Beyond my own personal enjoyment, this cake has become a cherished item in my holiday baking repertoire. Whether it's a Thanksgiving gathering, a quiet family dinner, or an impromptu get-together with friends, this cake always seems to be a hit. The rich, moist texture, coupled with the perfectly balanced spice blend, never fails to impress. It's a cake that is as much a celebration of the season as it is a delicious treat. And the best part? The leftovers (if there are any!) are even better the next day. The flavors have a chance to meld and deepen, creating an even more intense and delicious experience. This recipe is a true testament to the art of baking and a delicious way to embrace the warmth and flavors of autumn.

Step-by-step

    • Put oven rack in middle position and preheat oven to 350°F.
    • Butter bundt pan generously, then dust with flour, knocking out excess.
    • Whisk together flour (2 1/4 cups), baking powder, baking soda, cinnamon, allspice, and salt in a bowl.
    • Whisk together pumpkin, 3/4 cup buttermilk, and vanilla in another bowl.
    • Beat butter (1 1/2 sticks) and granulated sugar in a large bowl with an electric mixer at medium-high speed until pale and fluffy, 3 to 5 minutes, then add eggs and beat 1 minute.
    • Reduce speed to low and add flour and pumpkin mixtures alternately in batches, beginning and ending with flour mixture and mixing until batter is just smooth.

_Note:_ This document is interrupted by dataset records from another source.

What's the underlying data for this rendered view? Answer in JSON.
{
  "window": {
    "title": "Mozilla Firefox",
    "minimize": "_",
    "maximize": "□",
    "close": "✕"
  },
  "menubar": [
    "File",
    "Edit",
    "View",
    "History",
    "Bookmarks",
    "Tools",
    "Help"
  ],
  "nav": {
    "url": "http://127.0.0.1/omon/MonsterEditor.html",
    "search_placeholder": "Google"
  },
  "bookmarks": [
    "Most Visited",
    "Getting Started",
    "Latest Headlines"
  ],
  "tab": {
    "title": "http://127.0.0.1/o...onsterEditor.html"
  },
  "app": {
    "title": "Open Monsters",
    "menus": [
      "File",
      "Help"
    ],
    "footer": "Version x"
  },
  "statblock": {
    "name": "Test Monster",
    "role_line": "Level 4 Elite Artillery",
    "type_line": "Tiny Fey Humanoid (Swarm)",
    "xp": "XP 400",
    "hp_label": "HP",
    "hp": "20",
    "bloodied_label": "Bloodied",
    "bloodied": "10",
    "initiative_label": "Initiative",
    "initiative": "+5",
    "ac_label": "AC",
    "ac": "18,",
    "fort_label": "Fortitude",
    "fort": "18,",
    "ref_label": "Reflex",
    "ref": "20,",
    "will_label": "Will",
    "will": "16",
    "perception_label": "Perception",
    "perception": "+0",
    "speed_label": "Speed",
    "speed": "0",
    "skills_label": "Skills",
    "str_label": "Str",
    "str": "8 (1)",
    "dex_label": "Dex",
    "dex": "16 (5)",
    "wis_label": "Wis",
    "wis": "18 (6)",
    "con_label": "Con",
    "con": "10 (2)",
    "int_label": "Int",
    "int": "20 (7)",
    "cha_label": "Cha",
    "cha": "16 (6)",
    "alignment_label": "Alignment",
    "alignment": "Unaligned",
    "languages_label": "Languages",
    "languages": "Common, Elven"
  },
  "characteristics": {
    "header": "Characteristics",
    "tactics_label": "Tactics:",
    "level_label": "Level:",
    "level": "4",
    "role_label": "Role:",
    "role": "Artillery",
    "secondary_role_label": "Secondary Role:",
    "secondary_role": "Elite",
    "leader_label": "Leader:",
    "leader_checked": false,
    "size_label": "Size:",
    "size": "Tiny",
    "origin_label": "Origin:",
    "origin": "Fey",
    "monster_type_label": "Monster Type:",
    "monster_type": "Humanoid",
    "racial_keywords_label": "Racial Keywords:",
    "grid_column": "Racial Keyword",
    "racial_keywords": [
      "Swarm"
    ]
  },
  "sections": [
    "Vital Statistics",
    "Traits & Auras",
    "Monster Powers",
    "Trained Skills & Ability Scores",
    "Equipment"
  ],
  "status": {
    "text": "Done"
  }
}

    • Spoon batter into pan, smoothing top, then bake until a wooden pick or skewer inserted in center of cake comes out clean, 45 to 50 minutes.
    • Cool cake in pan on a rack 15 minutes, then invert rack over cake and reinvert cake onto rack. Cool 10 minutes more.
    • While cake is cooling, whisk together buttermilk and confectioners sugar until smooth.
    • Drizzle icing over warm cake, then cool cake completely. Icing will harden slightly.